Un tassement de l'inflation au deuxième trimestre
Les dernières statistiques de l'Australian Bureau of Statistics (ABS) montrent que l'indice des prix à la consommation (IPC) a progressé de 0,6 % au cours du trimestre clos en juin, contre +1,4 % au trimestre précédent. Sur douze mois, l'inflation générale passe à 4,0 % (contre 4,1 % auparavant) et la lecture de juin sur un mois affiche une baisse de 0,1 %, ramenant la croissance annuelle à 3,8 %.
Une inflation sous-jacente qui peine à accélérer
La mesure clé retenue par les économistes pour évaluer les pressions persistantes, la moyenne tronquée, indique une hausse de 0,8 % sur le trimestre.

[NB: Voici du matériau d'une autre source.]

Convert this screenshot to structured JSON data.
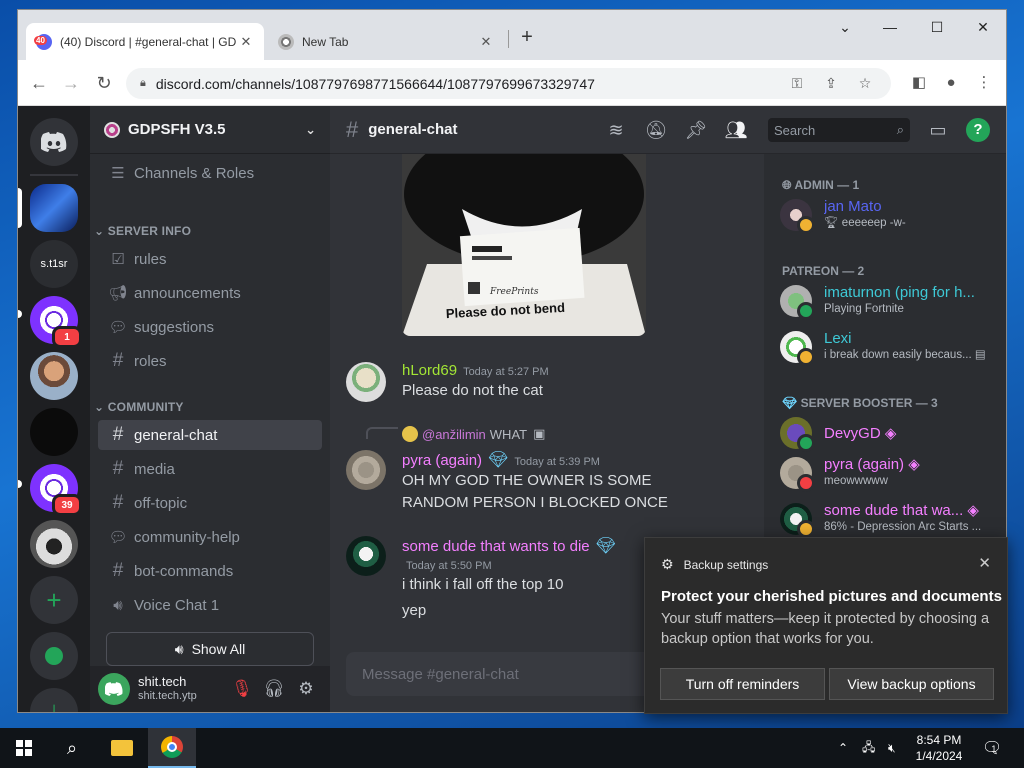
{
  "browser": {
    "tabs": [
      {
        "title": "(40) Discord | #general-chat | GD",
        "badge": "40",
        "active": true
      },
      {
        "title": "New Tab",
        "active": false
      }
    ],
    "new_tab": "+",
    "url": "discord.com/channels/1087797698771566644/1087797699673329747"
  },
  "discord": {
    "servers": [
      {
        "label": "",
        "type": "home"
      },
      {
        "label": "",
        "type": "selected"
      },
      {
        "label": "s.t1sr",
        "type": "text"
      },
      {
        "label": "",
        "badge": "1",
        "type": "film"
      },
      {
        "label": "",
        "type": "photo"
      },
      {
        "label": "",
        "type": "dark"
      },
      {
        "label": "",
        "badge": "39",
        "type": "film"
      },
      {
        "label": "",
        "type": "cat"
      },
      {
        "label": "+",
        "type": "add"
      },
      {
        "label": "",
        "type": "explore"
      }
    ],
    "guild_name": "GDPSFH V3.5",
    "channels_roles": "Channels & Roles",
    "categories": {
      "server_info": "SERVER INFO",
      "community": "COMMUNITY"
    },
    "channels": [
      {
        "name": "rules",
        "icon": "rules-icon"
      },
      {
        "name": "announcements",
        "icon": "megaphone-icon"
      },
      {
        "name": "suggestions",
        "icon": "forum-icon"
      },
      {
        "name": "roles",
        "icon": "hash-icon"
      },
      {
        "name": "general-chat",
        "icon": "hash-icon",
        "active": true
      },
      {
        "name": "media",
        "icon": "hash-icon"
      },
      {
        "name": "off-topic",
        "icon": "hash-icon"
      },
      {
        "name": "community-help",
        "icon": "forum-icon"
      },
      {
        "name": "bot-commands",
        "icon": "hash-icon"
      },
      {
        "name": "Voice Chat 1",
        "icon": "speaker-icon"
      }
    ],
    "show_all": "Show All",
    "user": {
      "name": "shit.tech",
      "tag": "shit.tech.ytp"
    },
    "header": {
      "channel": "general-chat",
      "search_placeholder": "Search"
    },
    "image_caption": "Please do not bend",
    "image_brand": "FreePrints",
    "messages": [
      {
        "author": "hLord69",
        "time": "Today at 5:27 PM",
        "lines": [
          "Please do not the cat"
        ],
        "color": "#a3e635"
      },
      {
        "reply_author": "@anžilimin",
        "reply_text": "WHAT",
        "author": "pyra (again)",
        "time": "Today at 5:39 PM",
        "lines": [
          "OH MY GOD THE OWNER IS SOME",
          "RANDOM PERSON I BLOCKED ONCE"
        ],
        "color": "#f47fff"
      },
      {
        "author": "some dude that wants to die",
        "time": "Today at 5:50 PM",
        "lines": [
          "i think i fall off the top 10",
          "yep"
        ],
        "color": "#f47fff"
      }
    ],
    "composer_placeholder": "Message #general-chat",
    "member_groups": [
      {
        "title": "ADMIN — 1",
        "members": [
          {
            "name": "jan Mato",
            "status": "eeeeeep -w-",
            "color": "#5865f2",
            "presence": "idle"
          }
        ]
      },
      {
        "title": "PATREON — 2",
        "members": [
          {
            "name": "imaturnon (ping for h...",
            "status": "Playing Fortnite",
            "color": "#3ec9d6",
            "presence": "online"
          },
          {
            "name": "Lexi",
            "status": "i break down easily becaus...",
            "color": "#3ec9d6",
            "presence": "idle"
          }
        ]
      },
      {
        "title": "SERVER BOOSTER — 3",
        "members": [
          {
            "name": "DevyGD",
            "status": "",
            "color": "#f47fff",
            "presence": "online"
          },
          {
            "name": "pyra (again)",
            "status": "meowwwww",
            "color": "#f47fff",
            "presence": "dnd"
          },
          {
            "name": "some dude that wa...",
            "status": "86% - Depression Arc Starts ...",
            "color": "#f47fff",
            "presence": "idle"
          }
        ]
      }
    ]
  },
  "toast": {
    "app": "Backup settings",
    "title": "Protect your cherished pictures and documents",
    "body": "Your stuff matters—keep it protected by choosing a backup option that works for you.",
    "btn_off": "Turn off reminders",
    "btn_view": "View backup options"
  },
  "taskbar": {
    "time": "8:54 PM",
    "date": "1/4/2024",
    "notif_count": "1"
  }
}
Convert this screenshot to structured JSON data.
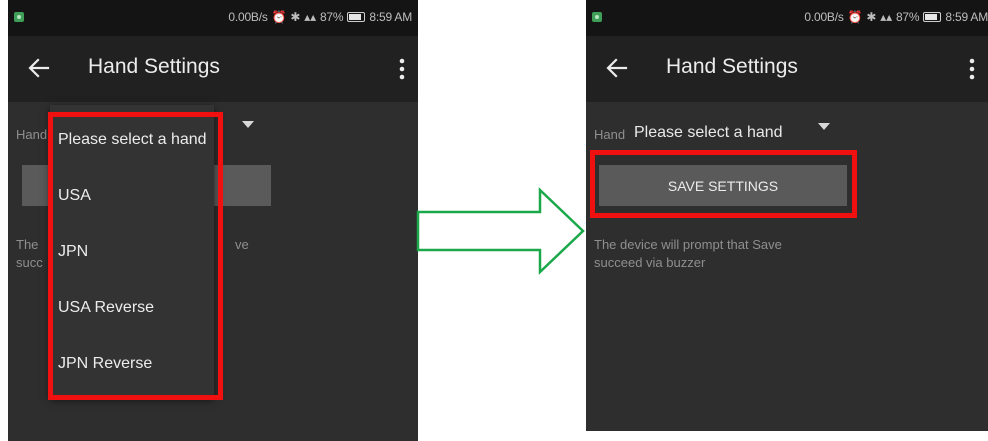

Ce chiffre est légèrement inférieur aux prévisions du marché qui tablaient sur +0,9 %. En rythme annuel, la moyenne tronquée ressort à 3,6 % (3,5 % précédemment), restant toutefois sous le consensus des analystes de 3,7 % et en dessous des prévisions internes de la Reserve Bank of Australia (RBA) qui anticipait 3,8 %.
Facteur principal : la détente des prix du carburant
Le ralentissement observé s'explique en grande partie par une correction des prix de l'essence après des pics récents. Cette détente a pesé sur l'IPC global, expliquant en partie le recul mensuel de juin. Autrement dit, une partie du ralentissement de l'inflation est liée à des variations des prix de l'énergie plutôt qu'à un affaiblissement généralisé de la demande.
- IPC trimestriel : +0,6 % (T2) vs +1,4 % (T1)
- Inflation annuelle IPC : 4,0 % (contre 4,1 %)
- IPC mois de juin : -0,1 %, inflation annuelle 3,8 %
- Moyenne tronquée (trimestre) : +0,8 % (prévisions 0,9 %)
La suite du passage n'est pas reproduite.